Царь медленно разломил айву.
— Я безумен, — нехотя признался он. — На самом деле. Это не балаган.
Феб по-волчьи прищурился и внимательно всмотрелся в лицо собеседника. Делайсу показалось, что жаркий свет проникает ему сквозь кожу.
— Да, это так, — сказал лучник. — Наклонись сюда, мальчик, я должен понять, насколько сильно Триединая вгрызлась в твою душу.
Царь повиновался, и сияющие пальцы Феба легли ему на лоб. Несколько минут Аполлон молчал.
— Мои дела плохи? — не выдержал Делайс.
— Не так уж, если ты можешь говорить со мной, — покачал головой гипербореец. — Хотя я чувствую пустоту и тяжесть. У тебя провалы памяти?
— Скорее затмения, — поморщился Делайс. — Наползает какая-то муть. Ничего не вижу. И ничего потом не помню.
— В остальное время ты притворяешься, — уточнил Феб.
Царь склонил голову.
— Мне нужно бежать отсюда, — упрямо повторил он. — Мои войска в горах. Я должен добраться до них.
— С безумной головой? — Губы Феба сложились в усмешку. — С каждым днем мути, как ты говоришь, будет все больше и больше. Темнота пожирает твой разум. Скоро ты уже не сможешь отличить игру от реальности, как день от ночи.
— Но ты же поможешь мне? — взмолился царь.
— Я попробую, — с расстановкой сказал Аполлон. — Только попробую. — Он поднял руку, останавливая преждевременную благодарность. — Даже я недостаточно силен, чтоб выступать против Трехликой.
— Поиграй мне, — устало попросил царь. — Когда-то вся боль уходила от твоей музыки.
Аполлон знаком указал измученному Делайсу на ложе. Нежная мелодия зазвенела сначала глухо, как скворец, прочищающий горло, а потом все звонче и звонче, прогоняя из комнаты безумного царя страхи и тоску.

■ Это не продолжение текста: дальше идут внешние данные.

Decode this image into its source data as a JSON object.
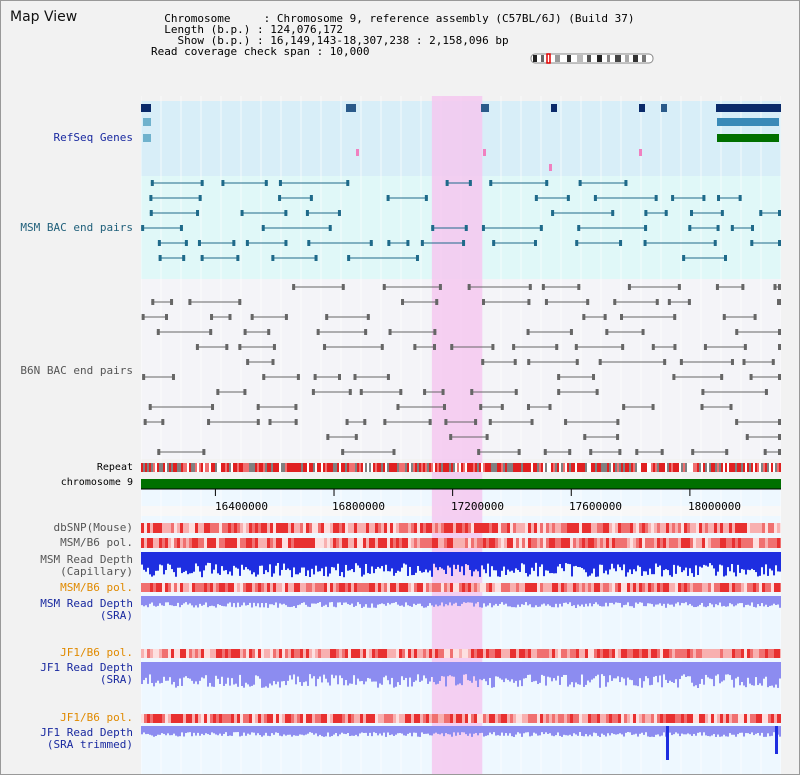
{
  "header": {
    "title": "Map View",
    "info_lines": [
      "  Chromosome     : Chromosome 9, reference assembly (C57BL/6J) (Build 37)",
      "  Length (b.p.) : 124,076,172",
      "    Show (b.p.) : 16,149,143-18,307,238 : 2,158,096 bp",
      "Read coverage check span : 10,000"
    ]
  },
  "tracks": {
    "refseq": "RefSeq Genes",
    "msm_bac": "MSM BAC end pairs",
    "b6n_bac": "B6N BAC end pairs",
    "repeat": "Repeat",
    "chromosome": "chromosome 9",
    "dbsnp": "dbSNP(Mouse)",
    "msm_b6_pol_1": "MSM/B6 pol.",
    "msm_depth_cap_1": "MSM Read Depth",
    "msm_depth_cap_2": "(Capillary)",
    "msm_b6_pol_2": "MSM/B6 pol.",
    "msm_depth_sra_1": "MSM Read Depth",
    "msm_depth_sra_2": "(SRA)",
    "jf1_b6_pol_1": "JF1/B6 pol.",
    "jf1_depth_sra_1": "JF1 Read Depth",
    "jf1_depth_sra_2": "(SRA)",
    "jf1_b6_pol_2": "JF1/B6 pol.",
    "jf1_depth_trim_1": "JF1 Read Depth",
    "jf1_depth_trim_2": "(SRA trimmed)"
  },
  "axis": {
    "ticks": [
      "16400000",
      "16800000",
      "17200000",
      "17600000",
      "18000000"
    ],
    "tick_values": [
      16400000,
      16800000,
      17200000,
      17600000,
      18000000
    ],
    "range": [
      16149143,
      18307238
    ]
  },
  "highlight": {
    "start": 17130000,
    "end": 17300000
  },
  "colors": {
    "refseq_bg": "#d8eef8",
    "msm_bac_bg": "#e0f8f8",
    "b6n_bac_bg": "#f4f4f8",
    "highlight": "#f5c8f0",
    "chromosome": "#007000",
    "depth_blue": "#1e2ee0",
    "depth_light": "#8c8cf0"
  }
}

— Марсий! Эй, Марсий! — Феб тряс дерево так, словно собирался сбить голову-оракул на землю. — В чем главная тайна Триединой?
— А? Что? — Отрезанная голова разлепила ссохшиеся веки. — Кто посмел тревожить мой сон? — начала, было, она. — А, это ты. — Выражение лица рапсода сделалось скучным. Бездарный бог бездарной музыки.
Феб засветил ему булыжником в глаз.
— Отвечай, чучело, а то собью, как переспелую грушу!
— Висит груша, нельзя скушать, — дразнился Марсий. — Что ты мне еще можешь сделать? Глупый лучник, возомнивший себя поэтом! Ты хоть одну строчку сам написал? А знаешь почему?
— И почему? — раздраженно спросил Феб, вынимая из-за спины лук и прицеливаясь.
— Потому что поэтическую одержимость дает Великая Мать, — как младенцу, объяснил Марсий. — И ты был одержим, когда убивал по ее приказу. Ты чувствовал поэзию смерти. Вдохновение смерти. Свободу смерти. — Рапсод хихикнул. — А когда стал дуть в дудку или складывать слова, все кончилось. Каждому свое, Феб. Ты убийца.
— А ты, значит, поэт? — угрюмо осведомился Аполлон.
— Ясное дело, — согласился Марсий. — Иначе я бы не торчал здесь и не прорицал…
— Завидная участь, — поддразнил его лучник. — Шкуру с тебя содрали, голову насадили на кол. И это в благодарность за верную службу?
Рапсод насторожился.
— Что ты имеешь в виду? — Он чувствовал подвох.
— Так, ничего. — Лучник повернулся к дереву спиной, словно собираясь уходить. — Боги на Олимпе бросали жребий, кого из земных поэтов вытащить из Аида и заставить услаждать их слух на пирах. Я мог бы замолвить за тебя словечко…
— Э-э-э! Мышиная чума! — Марсий завопил бы во все горло, если б оно у него было. — Я что тут, до скончания времен должен торчать и пугать ворон?
— Я думал, ты прорицаешь, — меланхолично отозвался Аполлон.
— Послушай, лучник, — взмолился Марсий. — Ты все-таки виноват передо мной…
— Ты мне уже отомстил, — возразил гипербореец, присев на камень и нарочито долго вытрясая из сандалии камешки.
— Да! Но ты выкрутился! — вспылила голова. — А я не могу даже прогнать дрозда, если он вздумает меня обгадить! Аполлон, приятель, вытащи меня отсюда! Ведь должна же быть у тебя совесть!
— Должна, — согласился Феб. — Вот только не знаю, куда подевалась? Как ты меня назвал? Мышиная чума?
— Нет, нет. Царь поэтов. Бог вдохновения.
— Лучший из музыкантов. — Гипербореец перевязал сандалию и был готов снова двинуться в путь.